So I didn't sleep till 4am and woke as usual at 7am. Got on Facebook and chatted a bit (to my friend who I've posted about; we're all ok again in spite of my transgressions). At 9.30 started to feel a tightness in my chest, which intensified around my heart. I didn't smoke for over an hour and sipped water while I chatted online. Then I realised it was a panic attack probably brought on by missing my nightly 15mg of Zyprexa (hence the sleeplessness). So I showered and ate; had my morning meds and took the dog for a walk. It helped for about half an hour then the chest pain started again. So I hot-tailed it to the pharmacy and got my Zyprexa wafer script filled. Thank Christ they had them in stock (unusual for a Sunday).
Got home and the tightness continued. Tried distracting myself, then it hit me: a scotch and coke. Fucking alcohol will ease this panic. I can't take any more meds till tonight when they are due, so how to get through today? Pepsi Max and cigs will only intensify anxiety. Jack Daniels and Coke 4 pack pre-mixed for $20 (we have an outrageous 'alco-pops' tax in Australia on pre-mixed drinks to supposedly curb teenage binge drinking....it has only succeeded in driving up sales of bottles of pure spirits) will do the shot. Then I think....think through this drunk (not a drink, a drunk, for that's what it will be). I weigh up the pro's and cons. After 15mins of Will I Won't I, I shoot inside, grab my purse and keys and head out to the shops. Fifteen minutes later I am in the Bottle-O with the aformentioned JD & coke. I get home, roll three cigs, and slowly let the nectar down while inhaling and exhaling nicotine. Heaven.
After the second can, I think to myself: This is where a mild to moderate drinker thinks; "I've got that warm glow; I feel a bit giddy and giggly (because they are in company; they usually would never drink alone); I must stop now, I don't like being out of control." That's of course unless they are coping with a crisis: the death of a loved one, a lost job, the disintegration of a relationship, eviction from a rental....etc etc. Social, or moderate drinkers don't get tiddled on their own at around 1pm on a Sunday like I have done today.
I was coping with a panic attack. I am feeling alone today. I am trying to just heal and get over a moderate manic and depressive episode. I would never normally run out of Zyprexa; the past week has seen me preoccupied with my thoughts (well dah....what's new) and how I conduct myself to the extent that I haven't looked out for myself on a practical level. I've lost 2 kilos. I'm disinterested in food. Granted, the weight loss is welcomed considering I sit at a ballooning 85 kilos. Yet the carpet needs vaccuming, the garden needs weeding...eyeyaiyai...ohh Mister Hart...whattamess!!!
On the plus side I've walked my dog the past 3 mornings; that's a first. A bonus from quitting the pamphlet delivery job; walk for pleasure. The dog likes it immensely. It feels good.
I resurrected my dining room from being the engine room for sorting pamphlets (table chocked up on old university textbooks to prevent me leaning and getting a bad back; it looked awful, plus I had to eat my meals on my lap in front of the telly), to being a place where I roll my smokes and eat meals. Plus I put all the good chinaware back on the dresser (it used to house stacks of catalogues when I would sort them onto the dining table into bundles).
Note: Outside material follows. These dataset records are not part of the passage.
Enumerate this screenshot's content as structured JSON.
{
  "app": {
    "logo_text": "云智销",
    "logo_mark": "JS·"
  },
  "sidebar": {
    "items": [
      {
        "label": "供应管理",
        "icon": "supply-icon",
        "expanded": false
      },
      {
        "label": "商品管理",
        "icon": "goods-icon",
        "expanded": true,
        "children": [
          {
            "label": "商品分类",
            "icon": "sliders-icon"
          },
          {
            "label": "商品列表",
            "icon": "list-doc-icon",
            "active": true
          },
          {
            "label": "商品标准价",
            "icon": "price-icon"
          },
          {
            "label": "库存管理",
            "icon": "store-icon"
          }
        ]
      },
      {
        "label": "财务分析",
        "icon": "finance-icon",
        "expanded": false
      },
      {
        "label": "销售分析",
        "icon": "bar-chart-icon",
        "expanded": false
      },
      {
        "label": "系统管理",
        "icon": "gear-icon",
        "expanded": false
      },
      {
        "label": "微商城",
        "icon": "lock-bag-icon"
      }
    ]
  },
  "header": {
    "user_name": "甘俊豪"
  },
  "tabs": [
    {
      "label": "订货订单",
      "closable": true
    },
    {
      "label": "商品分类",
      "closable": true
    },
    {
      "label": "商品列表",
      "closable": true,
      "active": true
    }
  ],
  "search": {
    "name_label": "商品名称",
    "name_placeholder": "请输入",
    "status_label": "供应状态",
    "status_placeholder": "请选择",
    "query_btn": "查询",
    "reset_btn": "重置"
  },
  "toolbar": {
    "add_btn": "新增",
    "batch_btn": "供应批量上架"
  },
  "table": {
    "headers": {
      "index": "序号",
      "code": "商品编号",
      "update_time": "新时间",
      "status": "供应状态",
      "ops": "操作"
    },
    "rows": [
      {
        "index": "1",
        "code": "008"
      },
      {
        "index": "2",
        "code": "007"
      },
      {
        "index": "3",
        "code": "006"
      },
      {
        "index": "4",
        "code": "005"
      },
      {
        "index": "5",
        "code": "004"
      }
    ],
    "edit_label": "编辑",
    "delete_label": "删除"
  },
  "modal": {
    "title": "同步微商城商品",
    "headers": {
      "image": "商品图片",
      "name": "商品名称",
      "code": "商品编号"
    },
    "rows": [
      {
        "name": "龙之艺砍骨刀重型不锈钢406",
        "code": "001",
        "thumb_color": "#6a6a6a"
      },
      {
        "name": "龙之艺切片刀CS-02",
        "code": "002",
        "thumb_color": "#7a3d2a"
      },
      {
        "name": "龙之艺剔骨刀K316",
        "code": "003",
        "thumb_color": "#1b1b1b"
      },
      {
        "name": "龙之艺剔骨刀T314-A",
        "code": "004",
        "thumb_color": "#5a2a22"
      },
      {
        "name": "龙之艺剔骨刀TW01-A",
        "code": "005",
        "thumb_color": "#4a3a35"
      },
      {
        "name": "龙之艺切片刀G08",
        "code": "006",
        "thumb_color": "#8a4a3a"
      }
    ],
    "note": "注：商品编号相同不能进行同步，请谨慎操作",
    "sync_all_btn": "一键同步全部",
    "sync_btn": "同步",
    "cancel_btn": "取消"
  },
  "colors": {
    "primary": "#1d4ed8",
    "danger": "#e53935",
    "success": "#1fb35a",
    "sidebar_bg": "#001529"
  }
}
So that feels and looks better.
Finally, despite having had 2 cans of JD and coke at 2pm on a Sunday and only 3 and a bit hours sleep, I feel quite lively. The Zyprexa really must be a knockout drug; usually by now (after takin gmy usual nightly dose and getting to sleep, say, by 10pm) I am feeling drowsy and in need of a one hour kip or so; that's if I'm up by 7am, which I am most mornings. One way around it is to get up with my dog and then doze in my armchair till 9am; she dozes too. Yet often I feel the early/mid arvo sleepies.
Oh well; medication like Zyprexa keeps me out of hospital: given the past week's activity one would think I'd be particularly grateful about that. I am.